INQUISIDOR: Es un recurso del autor de esta novela para descubrir la personalidad de los personajes que participan en ella.
ZORAIDA: ¿Ah, sí? ¿Es el autor de la novela quien organiza esta encuesta? ¡Qué disparate! ¿Qué clase de autor es si ni siquiera conoce a sus personajes? Yo no compraría su novela (ríe).
INQUISIDOR: Él cree que detrás de cada cosa visible, hay miles invisibles.
ZORAIDA: ¿Ah, sí? Confiese que esa frase la copio de él..., la repite a cada momento y es posible que tenga razón, porque siempre está con ese asunto de la catarsis y todo eso. Así que ahora quiere psicoanalizarnos para saber quiénes somos.
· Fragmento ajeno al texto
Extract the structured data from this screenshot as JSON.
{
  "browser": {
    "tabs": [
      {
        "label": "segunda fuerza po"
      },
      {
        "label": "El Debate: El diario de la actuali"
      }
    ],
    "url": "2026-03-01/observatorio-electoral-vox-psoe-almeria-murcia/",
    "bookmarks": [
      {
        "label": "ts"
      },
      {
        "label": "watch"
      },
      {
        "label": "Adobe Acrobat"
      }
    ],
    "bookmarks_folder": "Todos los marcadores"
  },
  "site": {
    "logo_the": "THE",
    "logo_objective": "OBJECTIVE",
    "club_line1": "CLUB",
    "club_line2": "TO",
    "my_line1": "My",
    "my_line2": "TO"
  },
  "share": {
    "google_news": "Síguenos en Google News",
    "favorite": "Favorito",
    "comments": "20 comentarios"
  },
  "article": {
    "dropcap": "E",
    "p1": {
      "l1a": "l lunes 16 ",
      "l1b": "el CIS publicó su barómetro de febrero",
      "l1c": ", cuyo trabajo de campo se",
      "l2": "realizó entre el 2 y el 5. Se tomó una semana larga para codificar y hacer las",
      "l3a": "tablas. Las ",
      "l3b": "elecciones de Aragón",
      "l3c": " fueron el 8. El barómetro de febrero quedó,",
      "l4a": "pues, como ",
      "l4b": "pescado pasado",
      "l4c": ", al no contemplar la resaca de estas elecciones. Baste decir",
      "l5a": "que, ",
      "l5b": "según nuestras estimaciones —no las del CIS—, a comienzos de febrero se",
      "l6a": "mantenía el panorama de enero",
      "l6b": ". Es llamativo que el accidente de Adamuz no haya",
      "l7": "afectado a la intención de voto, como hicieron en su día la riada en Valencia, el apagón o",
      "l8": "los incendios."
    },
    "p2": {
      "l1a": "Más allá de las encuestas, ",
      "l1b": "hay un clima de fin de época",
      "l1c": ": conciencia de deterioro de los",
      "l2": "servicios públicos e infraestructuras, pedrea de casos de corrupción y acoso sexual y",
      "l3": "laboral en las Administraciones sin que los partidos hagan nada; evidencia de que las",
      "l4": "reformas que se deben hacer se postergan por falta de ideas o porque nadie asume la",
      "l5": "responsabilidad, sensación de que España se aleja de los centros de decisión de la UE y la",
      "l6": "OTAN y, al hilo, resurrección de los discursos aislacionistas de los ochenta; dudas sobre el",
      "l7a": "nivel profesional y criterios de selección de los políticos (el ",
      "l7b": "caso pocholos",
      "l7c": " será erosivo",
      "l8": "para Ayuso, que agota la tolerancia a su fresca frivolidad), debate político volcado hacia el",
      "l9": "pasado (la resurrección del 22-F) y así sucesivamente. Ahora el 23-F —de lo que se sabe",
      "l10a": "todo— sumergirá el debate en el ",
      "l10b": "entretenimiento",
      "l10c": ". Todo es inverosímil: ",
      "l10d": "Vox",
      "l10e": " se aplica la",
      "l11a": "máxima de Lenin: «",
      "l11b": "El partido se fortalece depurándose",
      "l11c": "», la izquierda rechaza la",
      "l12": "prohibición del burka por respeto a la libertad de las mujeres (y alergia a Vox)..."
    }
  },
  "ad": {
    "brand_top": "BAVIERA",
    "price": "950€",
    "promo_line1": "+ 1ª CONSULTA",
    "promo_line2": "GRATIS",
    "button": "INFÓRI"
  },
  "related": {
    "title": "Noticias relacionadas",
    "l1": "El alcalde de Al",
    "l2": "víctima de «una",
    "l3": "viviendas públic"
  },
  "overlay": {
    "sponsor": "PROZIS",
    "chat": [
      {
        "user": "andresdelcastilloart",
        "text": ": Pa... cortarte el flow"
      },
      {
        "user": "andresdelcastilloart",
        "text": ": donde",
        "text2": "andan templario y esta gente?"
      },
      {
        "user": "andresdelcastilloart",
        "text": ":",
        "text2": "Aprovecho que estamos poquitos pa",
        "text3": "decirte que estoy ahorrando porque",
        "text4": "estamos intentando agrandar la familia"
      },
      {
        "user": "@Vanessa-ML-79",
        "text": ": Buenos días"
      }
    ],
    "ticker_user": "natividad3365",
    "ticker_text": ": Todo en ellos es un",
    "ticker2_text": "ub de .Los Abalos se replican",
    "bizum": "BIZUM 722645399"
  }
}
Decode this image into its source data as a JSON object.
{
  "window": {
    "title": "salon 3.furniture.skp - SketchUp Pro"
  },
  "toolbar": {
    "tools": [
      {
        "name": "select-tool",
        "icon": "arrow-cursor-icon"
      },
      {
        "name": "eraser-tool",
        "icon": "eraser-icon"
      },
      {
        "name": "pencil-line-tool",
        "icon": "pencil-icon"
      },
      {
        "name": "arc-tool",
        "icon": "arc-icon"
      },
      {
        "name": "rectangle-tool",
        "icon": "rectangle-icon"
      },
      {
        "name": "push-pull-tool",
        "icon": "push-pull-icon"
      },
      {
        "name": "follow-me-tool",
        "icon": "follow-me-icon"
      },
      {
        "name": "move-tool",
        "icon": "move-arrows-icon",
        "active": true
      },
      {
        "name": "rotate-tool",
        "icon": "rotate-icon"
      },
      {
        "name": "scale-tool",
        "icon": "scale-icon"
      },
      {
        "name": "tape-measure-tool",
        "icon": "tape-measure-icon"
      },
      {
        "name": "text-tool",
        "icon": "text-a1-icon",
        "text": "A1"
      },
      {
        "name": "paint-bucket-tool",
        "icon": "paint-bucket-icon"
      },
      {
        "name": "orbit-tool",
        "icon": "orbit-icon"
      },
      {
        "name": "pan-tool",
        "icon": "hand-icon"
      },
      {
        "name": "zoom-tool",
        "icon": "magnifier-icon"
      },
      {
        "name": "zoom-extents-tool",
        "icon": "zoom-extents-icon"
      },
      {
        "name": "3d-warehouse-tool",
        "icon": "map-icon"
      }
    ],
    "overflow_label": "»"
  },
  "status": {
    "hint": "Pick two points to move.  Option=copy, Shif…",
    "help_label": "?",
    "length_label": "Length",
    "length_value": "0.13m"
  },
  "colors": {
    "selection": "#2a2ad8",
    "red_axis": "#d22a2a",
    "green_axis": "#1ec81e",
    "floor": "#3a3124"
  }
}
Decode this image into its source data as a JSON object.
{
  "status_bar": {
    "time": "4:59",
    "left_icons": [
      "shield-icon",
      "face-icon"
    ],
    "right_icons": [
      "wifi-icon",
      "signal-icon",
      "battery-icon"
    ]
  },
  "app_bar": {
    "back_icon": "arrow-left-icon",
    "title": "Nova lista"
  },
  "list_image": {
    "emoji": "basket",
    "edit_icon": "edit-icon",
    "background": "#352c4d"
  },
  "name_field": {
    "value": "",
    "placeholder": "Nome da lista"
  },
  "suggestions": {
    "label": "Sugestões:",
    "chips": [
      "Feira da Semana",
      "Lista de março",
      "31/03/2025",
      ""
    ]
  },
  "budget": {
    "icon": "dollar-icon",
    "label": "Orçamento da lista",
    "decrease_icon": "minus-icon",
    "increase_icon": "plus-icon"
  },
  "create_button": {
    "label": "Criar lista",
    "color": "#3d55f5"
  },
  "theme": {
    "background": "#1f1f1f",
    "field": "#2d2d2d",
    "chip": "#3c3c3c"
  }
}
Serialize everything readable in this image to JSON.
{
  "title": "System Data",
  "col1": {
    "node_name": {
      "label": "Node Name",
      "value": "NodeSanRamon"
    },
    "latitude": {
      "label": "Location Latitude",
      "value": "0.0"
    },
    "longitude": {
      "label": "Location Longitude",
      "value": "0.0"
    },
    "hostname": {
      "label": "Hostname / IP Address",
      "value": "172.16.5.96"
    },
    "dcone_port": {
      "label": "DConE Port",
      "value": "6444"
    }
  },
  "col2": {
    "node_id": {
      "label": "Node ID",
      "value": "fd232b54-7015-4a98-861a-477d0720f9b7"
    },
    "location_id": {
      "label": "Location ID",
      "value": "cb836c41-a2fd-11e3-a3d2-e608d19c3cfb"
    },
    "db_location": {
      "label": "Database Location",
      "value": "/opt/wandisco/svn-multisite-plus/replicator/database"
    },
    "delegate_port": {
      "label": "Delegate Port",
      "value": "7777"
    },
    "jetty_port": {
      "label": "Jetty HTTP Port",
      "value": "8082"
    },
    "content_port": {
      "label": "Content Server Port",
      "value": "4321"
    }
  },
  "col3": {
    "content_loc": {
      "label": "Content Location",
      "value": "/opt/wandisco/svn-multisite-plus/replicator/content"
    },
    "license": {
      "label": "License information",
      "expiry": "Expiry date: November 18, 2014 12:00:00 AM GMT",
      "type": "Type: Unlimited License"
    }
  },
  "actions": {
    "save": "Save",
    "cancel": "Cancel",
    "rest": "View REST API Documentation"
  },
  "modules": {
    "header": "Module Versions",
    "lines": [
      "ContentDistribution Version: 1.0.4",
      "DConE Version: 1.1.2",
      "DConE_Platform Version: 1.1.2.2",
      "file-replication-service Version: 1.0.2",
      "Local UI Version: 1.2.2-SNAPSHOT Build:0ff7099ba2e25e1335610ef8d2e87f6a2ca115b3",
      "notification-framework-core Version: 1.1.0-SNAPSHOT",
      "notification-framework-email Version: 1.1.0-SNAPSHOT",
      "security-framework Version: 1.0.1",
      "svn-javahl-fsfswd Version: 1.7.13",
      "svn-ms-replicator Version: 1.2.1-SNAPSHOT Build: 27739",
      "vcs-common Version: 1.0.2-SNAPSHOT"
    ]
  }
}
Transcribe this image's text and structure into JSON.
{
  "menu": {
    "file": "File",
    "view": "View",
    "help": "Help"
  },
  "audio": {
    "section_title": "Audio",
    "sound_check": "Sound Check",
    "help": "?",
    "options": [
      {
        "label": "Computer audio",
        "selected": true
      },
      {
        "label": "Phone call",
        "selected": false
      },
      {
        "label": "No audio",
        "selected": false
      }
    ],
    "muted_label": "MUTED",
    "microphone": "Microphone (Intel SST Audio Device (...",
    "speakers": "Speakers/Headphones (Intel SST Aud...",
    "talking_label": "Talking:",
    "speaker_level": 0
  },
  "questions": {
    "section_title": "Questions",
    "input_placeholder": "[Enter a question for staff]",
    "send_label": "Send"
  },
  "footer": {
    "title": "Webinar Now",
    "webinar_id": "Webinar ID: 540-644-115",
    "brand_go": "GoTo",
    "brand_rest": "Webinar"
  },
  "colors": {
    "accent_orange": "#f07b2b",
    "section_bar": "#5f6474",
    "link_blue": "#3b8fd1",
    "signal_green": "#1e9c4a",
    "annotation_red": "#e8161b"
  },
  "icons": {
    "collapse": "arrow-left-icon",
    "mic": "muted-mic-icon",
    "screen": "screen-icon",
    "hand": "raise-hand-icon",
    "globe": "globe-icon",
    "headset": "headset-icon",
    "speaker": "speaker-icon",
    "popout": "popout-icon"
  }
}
Bastante astuto ¿verdad?, porque al hacer una catarsis de los personajes se la hace a sí mismo y después se lava las manos. Pero no me engaña. Nosotros existimos sólo a través de él o, para decirlo de una buena vez, ninguno de nosotros existe.
INQUISIDOR: Es un punto de vista interesante el suyo, Zoraida. Quiere decir que de una u otra forma, el autor no hace sino proyectar en ustedes lo que es, su propia personalidad. ¡Qué mujer tan inteligente es usted para algunas cosas! Y, perdóneme, hasta me resulta ingenua, para otras.
ZORAIDA: ¿Ah, sí?
INQUISIDOR: ...y sí. Mire, usted sabe que César la ama. No es la primera vez que pelean. Usted a veces da la impresión o al menos él la ve así, de querer aprovecharse de lo que le dice, cree que lo interpreta de manera torcida.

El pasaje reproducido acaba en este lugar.